As automakers await the National Highway Traffic Safety Administration's new fuel-economy rules for 2022 through 2025, due March 30, regulators from California and Washington are still hammering out the specifics.

A meeting between state and federal regulators on fuel-economy and emissions targets took place on Monday as both sides attempt to avoid a prolonged and costly legal battle that could put the final regulations into limbo for months or years.

The current targets see automakers aiming for an average EPA window-sticker rating of roughly 38 mpg across all vehicles by 2025, but the Trump administration has said it intends to freeze or even roll back that target.

READ MORE: CAFE proposal coming March 30: automakers hope national rules survive

The sitdown between officials from the California Air Resources Board and federal regulators from the NHTSA and Environmental Protection Agency was held at a coffee shop close to the White House, according to a report Wednesday in The Wall Street Journal.

At that meeting, federal officials asked their California counterparts if the state would be willing to relax future its fuel-economy and carbon-emission goals.

California is allowed to set its own emission limits, separate from national rules issued by the EPA, under more than 40 years of precedent established in the courts.

Chrome exhaust pipe

Chrome exhaust pipe

California has operated for decades under what's commonly called "the California waiver," given to the state by the EPA, that lets the state regulate its own air quality—as it did even before the EPA was established in 1970.

Twelve other states piggyback on California's clean-air rules, and the states that have adopted those limits represent about 40 percent of the U.S. population.

California's officials were said to be noncommittal about relaxing their rules, but vowed to continue discussions with Washington.

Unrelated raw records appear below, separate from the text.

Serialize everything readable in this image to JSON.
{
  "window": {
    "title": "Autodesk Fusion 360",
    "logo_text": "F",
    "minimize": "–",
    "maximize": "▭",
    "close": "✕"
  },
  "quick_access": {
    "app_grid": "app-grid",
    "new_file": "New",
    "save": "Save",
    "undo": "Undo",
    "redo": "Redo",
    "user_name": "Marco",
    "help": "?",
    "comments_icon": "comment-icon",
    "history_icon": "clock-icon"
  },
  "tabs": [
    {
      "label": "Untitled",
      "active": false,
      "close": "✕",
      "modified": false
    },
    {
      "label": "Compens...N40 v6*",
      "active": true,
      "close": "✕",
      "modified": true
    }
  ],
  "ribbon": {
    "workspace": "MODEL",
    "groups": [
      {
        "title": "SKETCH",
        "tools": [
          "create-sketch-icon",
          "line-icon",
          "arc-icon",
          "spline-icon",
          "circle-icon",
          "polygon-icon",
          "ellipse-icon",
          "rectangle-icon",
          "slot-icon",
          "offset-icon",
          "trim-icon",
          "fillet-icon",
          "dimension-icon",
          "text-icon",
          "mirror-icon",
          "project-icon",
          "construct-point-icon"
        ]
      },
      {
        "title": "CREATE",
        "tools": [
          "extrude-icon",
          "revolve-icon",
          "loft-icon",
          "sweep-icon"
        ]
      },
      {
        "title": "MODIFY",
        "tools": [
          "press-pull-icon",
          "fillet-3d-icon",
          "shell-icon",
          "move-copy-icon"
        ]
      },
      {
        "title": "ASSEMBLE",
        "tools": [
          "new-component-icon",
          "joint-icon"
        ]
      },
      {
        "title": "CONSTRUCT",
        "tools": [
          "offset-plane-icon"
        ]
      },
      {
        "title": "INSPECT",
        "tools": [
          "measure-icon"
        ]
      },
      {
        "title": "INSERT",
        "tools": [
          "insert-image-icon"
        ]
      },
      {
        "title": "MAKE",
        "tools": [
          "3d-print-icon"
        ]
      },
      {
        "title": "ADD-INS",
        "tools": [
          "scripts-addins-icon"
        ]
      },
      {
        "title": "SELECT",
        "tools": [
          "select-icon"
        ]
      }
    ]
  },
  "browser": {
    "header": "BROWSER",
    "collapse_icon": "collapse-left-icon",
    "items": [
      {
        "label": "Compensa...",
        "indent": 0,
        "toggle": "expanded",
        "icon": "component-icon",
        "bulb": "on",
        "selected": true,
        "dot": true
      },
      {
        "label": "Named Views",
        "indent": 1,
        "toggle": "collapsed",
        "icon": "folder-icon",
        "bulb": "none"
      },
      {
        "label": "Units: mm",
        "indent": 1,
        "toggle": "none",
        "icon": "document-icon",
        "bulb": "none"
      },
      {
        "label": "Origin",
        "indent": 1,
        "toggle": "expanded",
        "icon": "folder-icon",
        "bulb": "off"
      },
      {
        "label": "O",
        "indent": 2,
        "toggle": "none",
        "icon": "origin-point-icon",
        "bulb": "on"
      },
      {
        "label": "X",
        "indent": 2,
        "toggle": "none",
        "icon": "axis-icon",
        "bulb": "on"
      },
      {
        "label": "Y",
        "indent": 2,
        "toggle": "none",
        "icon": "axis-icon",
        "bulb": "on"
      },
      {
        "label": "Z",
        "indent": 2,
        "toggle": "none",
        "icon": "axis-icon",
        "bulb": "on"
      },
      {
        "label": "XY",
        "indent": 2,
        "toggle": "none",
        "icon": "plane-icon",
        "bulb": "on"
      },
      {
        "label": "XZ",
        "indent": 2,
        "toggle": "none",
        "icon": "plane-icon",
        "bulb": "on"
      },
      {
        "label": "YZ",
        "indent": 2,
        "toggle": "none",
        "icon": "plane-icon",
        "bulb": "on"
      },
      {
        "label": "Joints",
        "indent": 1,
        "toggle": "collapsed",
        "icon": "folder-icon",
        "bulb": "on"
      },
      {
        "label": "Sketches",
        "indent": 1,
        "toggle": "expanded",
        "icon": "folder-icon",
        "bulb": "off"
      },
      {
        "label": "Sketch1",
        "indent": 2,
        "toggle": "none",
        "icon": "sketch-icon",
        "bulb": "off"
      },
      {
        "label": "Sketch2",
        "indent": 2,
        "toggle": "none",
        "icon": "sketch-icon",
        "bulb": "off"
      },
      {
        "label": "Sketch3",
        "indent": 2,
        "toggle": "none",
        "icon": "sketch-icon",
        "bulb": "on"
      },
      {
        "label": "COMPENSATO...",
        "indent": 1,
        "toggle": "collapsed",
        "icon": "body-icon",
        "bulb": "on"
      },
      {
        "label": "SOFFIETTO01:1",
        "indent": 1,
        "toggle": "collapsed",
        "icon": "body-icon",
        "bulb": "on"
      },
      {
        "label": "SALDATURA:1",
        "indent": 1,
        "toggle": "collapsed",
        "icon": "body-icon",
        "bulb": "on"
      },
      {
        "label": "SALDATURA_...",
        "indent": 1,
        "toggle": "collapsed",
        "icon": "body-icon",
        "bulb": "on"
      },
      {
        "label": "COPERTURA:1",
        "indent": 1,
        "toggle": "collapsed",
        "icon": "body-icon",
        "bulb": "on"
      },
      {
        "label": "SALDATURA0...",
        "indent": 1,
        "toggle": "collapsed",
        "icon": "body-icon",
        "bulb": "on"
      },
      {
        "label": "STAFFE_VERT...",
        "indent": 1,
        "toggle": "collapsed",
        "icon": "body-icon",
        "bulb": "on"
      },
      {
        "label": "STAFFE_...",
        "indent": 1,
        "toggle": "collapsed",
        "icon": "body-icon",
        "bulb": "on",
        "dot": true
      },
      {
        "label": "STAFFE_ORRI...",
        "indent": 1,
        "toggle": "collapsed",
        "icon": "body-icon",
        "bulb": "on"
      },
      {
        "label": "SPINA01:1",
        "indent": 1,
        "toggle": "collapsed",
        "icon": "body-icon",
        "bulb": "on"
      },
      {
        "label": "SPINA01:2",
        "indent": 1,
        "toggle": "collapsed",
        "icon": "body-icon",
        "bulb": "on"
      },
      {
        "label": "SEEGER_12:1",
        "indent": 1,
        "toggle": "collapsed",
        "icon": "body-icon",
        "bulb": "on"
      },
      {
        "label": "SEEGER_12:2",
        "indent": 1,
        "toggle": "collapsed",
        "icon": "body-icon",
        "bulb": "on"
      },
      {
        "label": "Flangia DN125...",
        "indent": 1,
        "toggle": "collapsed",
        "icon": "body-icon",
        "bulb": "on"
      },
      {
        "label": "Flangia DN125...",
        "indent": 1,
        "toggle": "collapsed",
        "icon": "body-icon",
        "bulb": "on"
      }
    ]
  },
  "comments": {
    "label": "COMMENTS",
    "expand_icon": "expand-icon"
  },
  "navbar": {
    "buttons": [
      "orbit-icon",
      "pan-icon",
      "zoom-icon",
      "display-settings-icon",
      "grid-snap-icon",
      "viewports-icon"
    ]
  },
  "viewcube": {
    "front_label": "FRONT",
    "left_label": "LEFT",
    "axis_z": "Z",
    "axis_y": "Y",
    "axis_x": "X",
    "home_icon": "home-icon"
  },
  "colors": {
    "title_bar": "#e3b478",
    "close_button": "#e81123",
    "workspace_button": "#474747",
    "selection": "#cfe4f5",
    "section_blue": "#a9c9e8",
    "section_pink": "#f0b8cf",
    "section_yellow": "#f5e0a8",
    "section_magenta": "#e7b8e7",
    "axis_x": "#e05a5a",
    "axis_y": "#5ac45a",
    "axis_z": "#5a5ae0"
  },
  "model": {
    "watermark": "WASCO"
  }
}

READ MORE: Trump EPA backs away from attacking California emission waiver

Automakers greatly fear two different regulatory regimes, which could require them to track sales and emissions separately in the two groups of states, and possibly limit the vehicles or volumes they can sell in the stricter states.

The Trump administration was thought to have considered revoking that waiver last year, but EPA head Scott Pruitt later told reporters the waiver wasn't under review.

The request from national regulators to California that it consider relaxing its emission limits is only the latest in a long list of actions by the Trump administration in which climate-science deniers have cut, rolled back, or ignored efforts to cut carbon emissions under the guise of reducing regulation.